Puerto Rico Plan Leaves Almost No Money for Bond Payments

Updated on
  • Latest roadmap sees $3.4 billion shortfall before debt costs
  • Plan supports investor expectation for steeper losses

A Tale of Two Puerto Ricos

Puerto Rico said it will have virtually no money to cover debt payments for the next five years as the bankrupt island deals with the crippling blow of Hurricane Maria, which caused tens of thousands of residents to leave and pushed the economy into its deepest contraction in more than a decade.

The forecast, contained in a revised fiscal plan that the commonwealth released late Wednesday, shows that the government expects to have a shortfall, before any debt service is paid, of $3.4 billion through 2022. That marks a significant shift from the proposal released before the storm that would have left hundreds of millions of dollars a year to cover its debts.

“We had to consider the significant social impact that Maria caused, due to the massive exodus that we’ve had and are expected to have in the future,” Governor Ricardo Rossello told reporters Wednesday in San Juan.

The figures underscore the deep losses facing owners of Puerto Rico’s more than $70 billion of bonds, whose prices have tumbled since the Sept. 20 hurricane amid widespread expectation that even more of the government’s obligations will need to be written off in bankruptcy. The blueprint, if approved by Puerto Rico’s federal oversight board, will serve as a basis for negotiations with creditors.

The September storm, which destroyed much of the island’s electricity system, cut into tax collections and prompted many residents to flee to the U.S. mainland, exaggerating the financial drain that had already pushed it to the brink. 

Officials project the island’s economy will contract by 11.2 percent in the fiscal year ending in June, the steepest decline since at least 2003. The economy is expected to reverse in the following years with the help of a projected $35 billion of federal disaster funds and $22 billion of insurance claims. But about 600,000 people are expected to leave the island by 2022, a 19 percent drop that would be a severe drag on any recovery.

The need to withhold debt payments was broadly anticipated on Wall Street, and a lawyer for the federal control board last year said in a court hearing that a five-year moratorium may be needed.

Puerto Rico’s original recovery plan would have left $3.7 billion for debt payments through 2022, a period when $17.1 billion of principal and interest is set to come due. The latest plan, by contrast, projects that the government will remain in the red, before debt service, every year until 2022, when it would post a $27 million surplus, even after steps are taken to steady its finances.

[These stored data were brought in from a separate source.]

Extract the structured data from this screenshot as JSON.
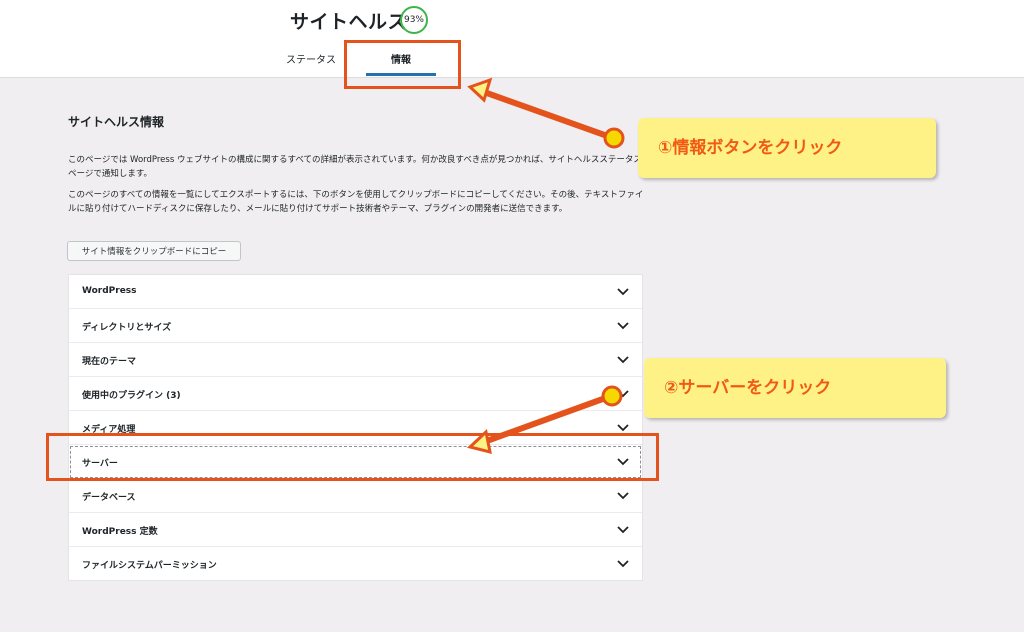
{
  "header": {
    "title": "サイトヘルス",
    "score": "93%",
    "tabs": [
      {
        "label": "ステータス"
      },
      {
        "label": "情報",
        "active": true
      }
    ]
  },
  "content": {
    "section_title": "サイトヘルス情報",
    "paragraph1": "このページでは WordPress ウェブサイトの構成に関するすべての詳細が表示されています。何か改良すべき点が見つかれば、サイトヘルスステータスページで通知します。",
    "paragraph2": "このページのすべての情報を一覧にしてエクスポートするには、下のボタンを使用してクリップボードにコピーしてください。その後、テキストファイルに貼り付けてハードディスクに保存したり、メールに貼り付けてサポート技術者やテーマ、プラグインの開発者に送信できます。",
    "copy_button": "サイト情報をクリップボードにコピー"
  },
  "accordion": [
    {
      "label": "WordPress"
    },
    {
      "label": "ディレクトリとサイズ"
    },
    {
      "label": "現在のテーマ"
    },
    {
      "label": "使用中のプラグイン (3)"
    },
    {
      "label": "メディア処理"
    },
    {
      "label": "サーバー",
      "focused": true
    },
    {
      "label": "データベース"
    },
    {
      "label": "WordPress 定数"
    },
    {
      "label": "ファイルシステムパーミッション"
    }
  ],
  "annotations": {
    "callout1": "①情報ボタンをクリック",
    "callout2": "②サーバーをクリック"
  },
  "colors": {
    "accent": "#2271b1",
    "score_ring": "#3db54a",
    "highlight": "#e3531b",
    "callout_bg": "#fef286",
    "callout_text": "#f05a14"
  }
}
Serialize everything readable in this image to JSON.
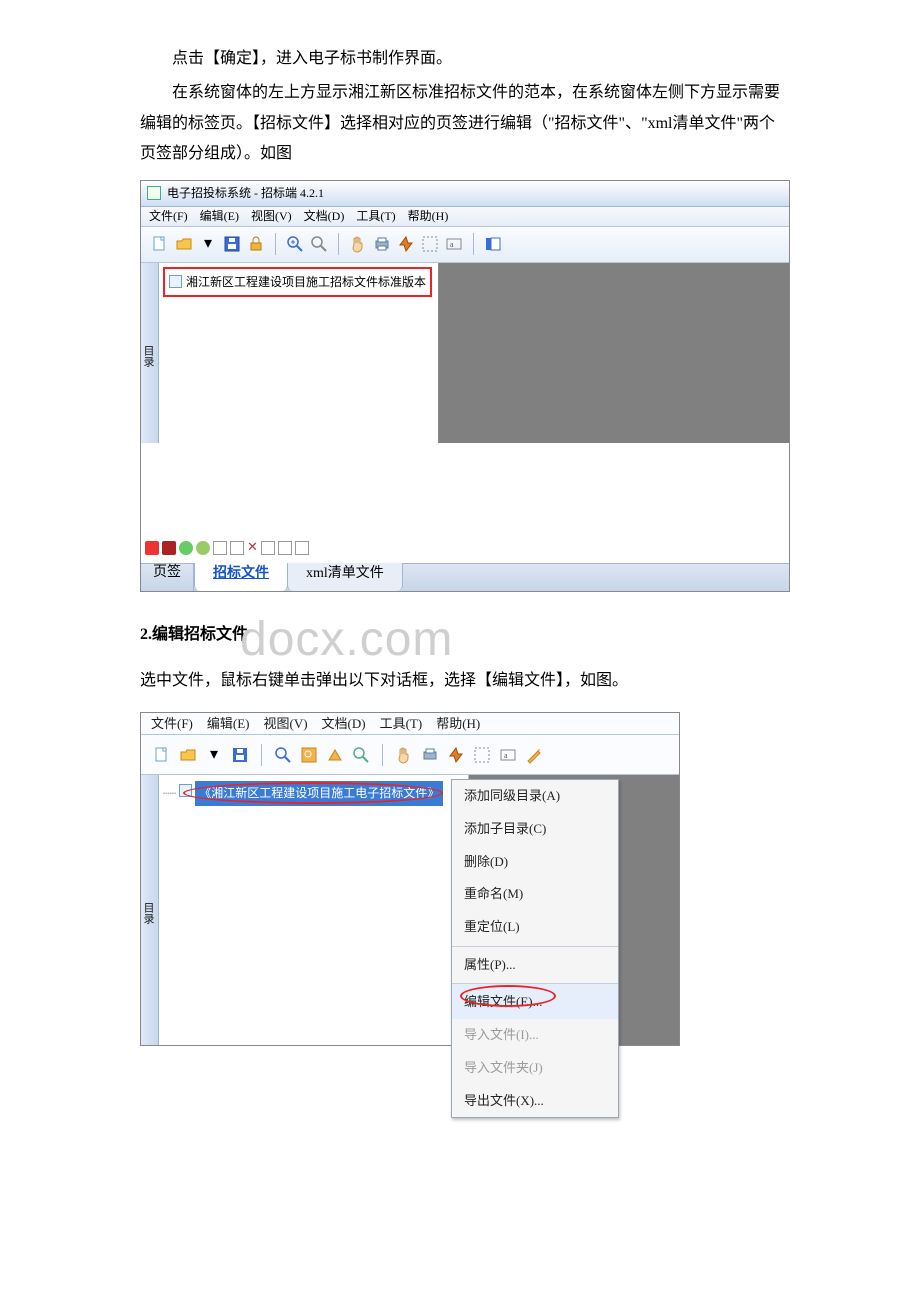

While the administration believes Puerto Rico is unable to pay bondholders, the federal board will lead negotiations with creditors and the bankruptcy court will decide the ultimate payments, Rossello told reporters.

Puerto Rico began defaulting on its bonds in 2015, unable to repay what it owed after years of losing residents. It filed for bankruptcy in May after the U.S. enacted an emergency rescue law that gave it power to do so and installed the federal board to help the commonwealth’s government chart a financial turnaround.

Puerto Rico has yet to detail how any losses would be distributed among various classes of bonds backed by different legal pledges and with sometimes competing claims to the government’s cash. Groups of creditors are currently fighting over that issue in court.

Prices on most commonwealth securities have tumbled over the past two months. General obligations with an 8 percent coupon and maturing in 2035 traded Wednesday for an average of 26 cents on the dollar, down from as much as 59 cents in September, before the storm. Some bonds trade for even less, with those issued by the infrastructure and highway agencies going for pennies on the dollar.